We believe that the prospectively collected data on each patient is a strength. Compared to earlier studies, using in-hospital CGM as the primary source of glucose data is a very powerful method since the interval between measurements is only five minutes. With CGM, we were able to quantify the glucose-related variables in CAP patients in a much more accurate way than previously done by standard POC blood glucose testing. Furthermore, the use of blinded CGM ensured objectivity and limited clinical interference during the study period. The precision of CGM during hospitalization has been verified in previous studies [43] albeit technical and practical issues when using in-hospital CGM has also been reported [44].

Conclusions

In the present study, GV and other glycemic outcomes examined by CGM were studied in a population of hospitalized patients with CAP with or without T2DM and treated or not with GCs.

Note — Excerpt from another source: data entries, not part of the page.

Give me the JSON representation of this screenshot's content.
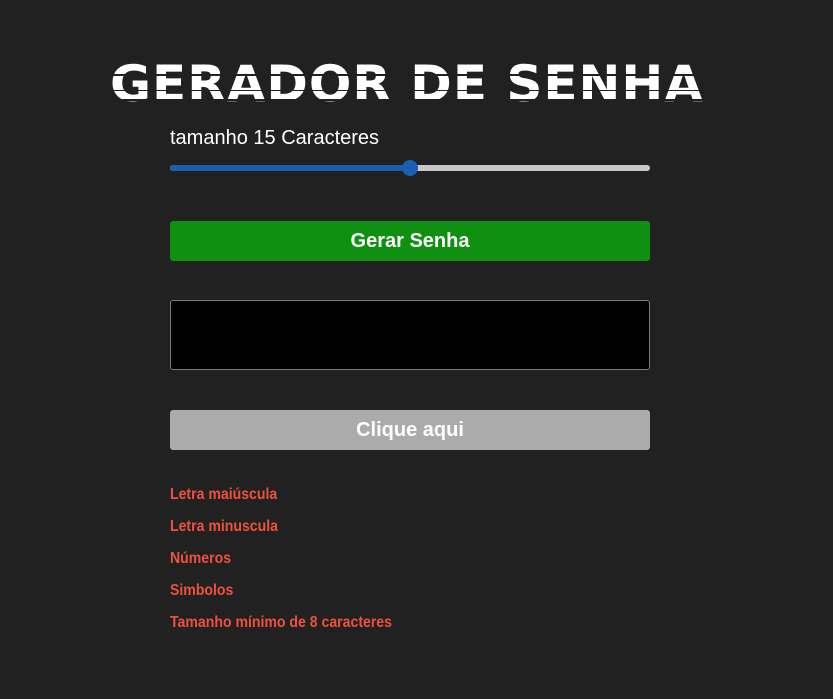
{
  "app": {
    "title": "GERADOR DE SENHA"
  },
  "length": {
    "prefix": "tamanho",
    "value": "15",
    "suffix": "Caracteres",
    "slider_fraction": 0.5
  },
  "generate_button": {
    "label": "Gerar Senha",
    "color": "#0f9010"
  },
  "password_output": {
    "value": ""
  },
  "copy_button": {
    "label": "Clique aqui",
    "color": "#ababab"
  },
  "rules": [
    {
      "label": "Letra maiúscula"
    },
    {
      "label": "Letra minuscula"
    },
    {
      "label": "Números"
    },
    {
      "label": "Simbolos"
    },
    {
      "label": "Tamanho mínimo de 8 caracteres"
    }
  ],
  "colors": {
    "background": "#212121",
    "accent": "#1a5fb4",
    "rule_text": "#f0503c"
  }
}
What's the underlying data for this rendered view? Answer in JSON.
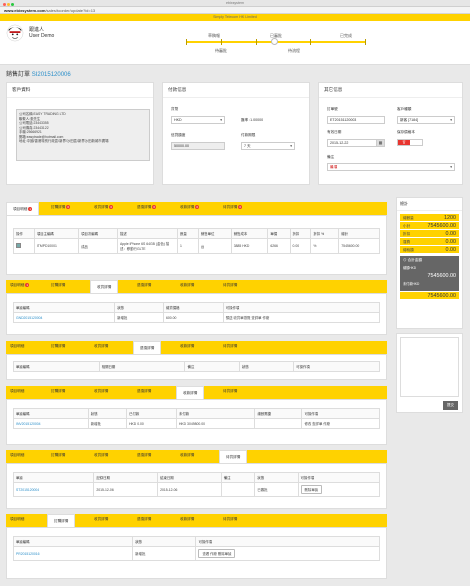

Our results imply that CAP patients with T2DM treated with GCs require great clinical attention due to the increased risk of high GV (especially during the daytime and after lunch) which may limit the recovery from pneumonia. CAP patients without T2DM but treated with GCs were also at risk of developing glycemic dysregulation but to a lesser extent. Our results support that high GV is positively associated with a longer length of stay at the hospital and provide real-world evidence for the clinical experience that a screening procedure for GIH should be done after lunch.